Yellow Belt Technique

Delayed Sword is a self-defense technique taught off a front, right hand lapel grab. The catalyst is a grab, followed by a shove. Therefore, the initial step back is your angle of least resistance assuming a non-static attack.

Many American Kenpo instructors teach the technique by stepping back with the left foot and executing a right inward strike to the attacker’s right wrist or bicep while the left hand is checking at solar plexus level as a precautionary check. The problem with this approach is that they are omitting the importance of pinning the hand the grabs. The pin and step back is used to cancel the opponent’s height, width, and depth. Also, if you don’t pin the hand that grabs, if the opponent lets go, it will cancel most of your action. After the pin, step back, and inward strike, the next move is a front kick to the opponent’s groin, which acts as a simultaneous width and depth check. The technique concludes by using marriage of gravity as you execute a right handsword to the opponent’s neck, being sure to cut diagonally down to check height, width, and depth zones.

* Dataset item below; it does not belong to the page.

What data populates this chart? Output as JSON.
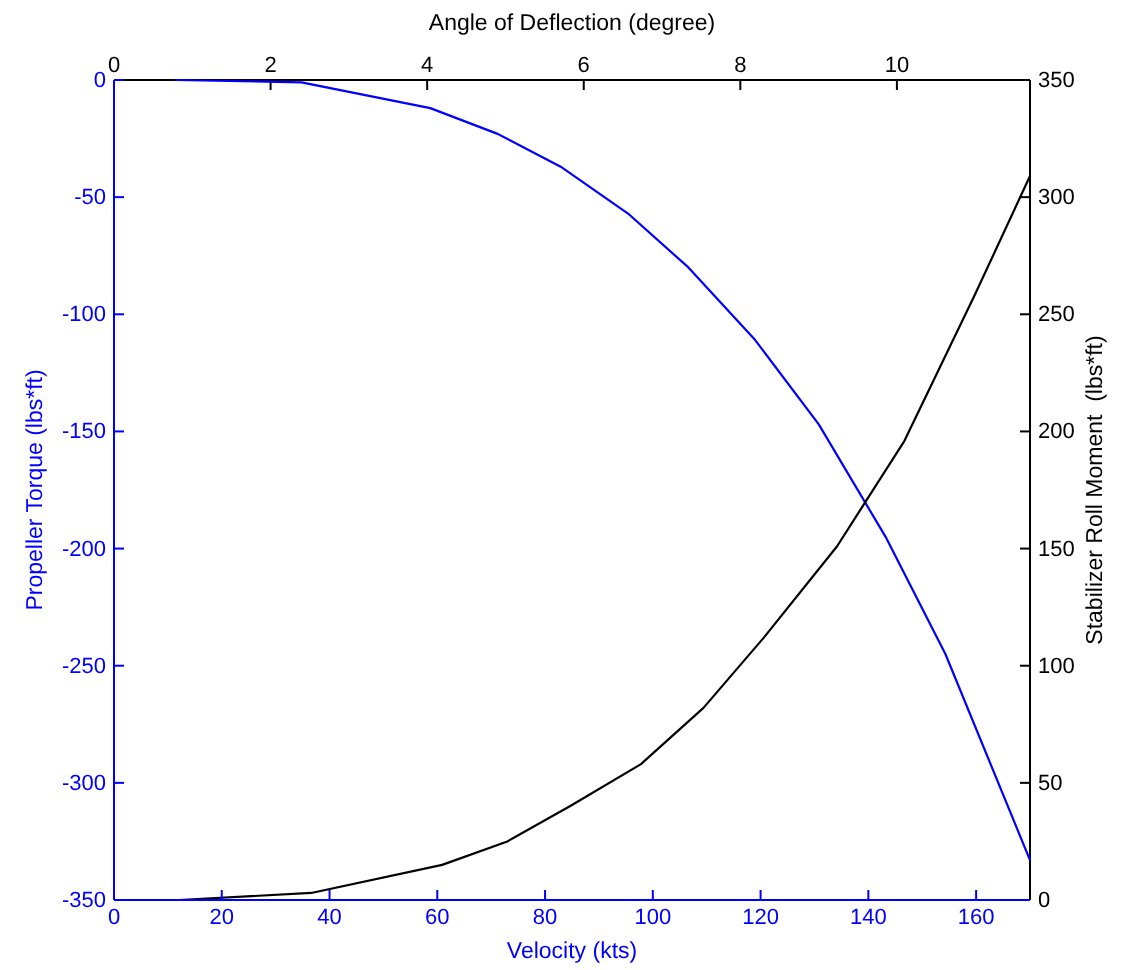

Delayed Sword teaches students how to use their strong side forward (which is important in the early stages of learning) and how to create and gauge distance. Should the first inward strike not cancel the opponent’s width, and the attacker counters with a left punch, it is possible to graft into Sword of Destruction. Alternatively, if the opponent tries to tackle us after the inward strike, we can graft into, say, Striking Serpent’s Head or Intercepting the Ram.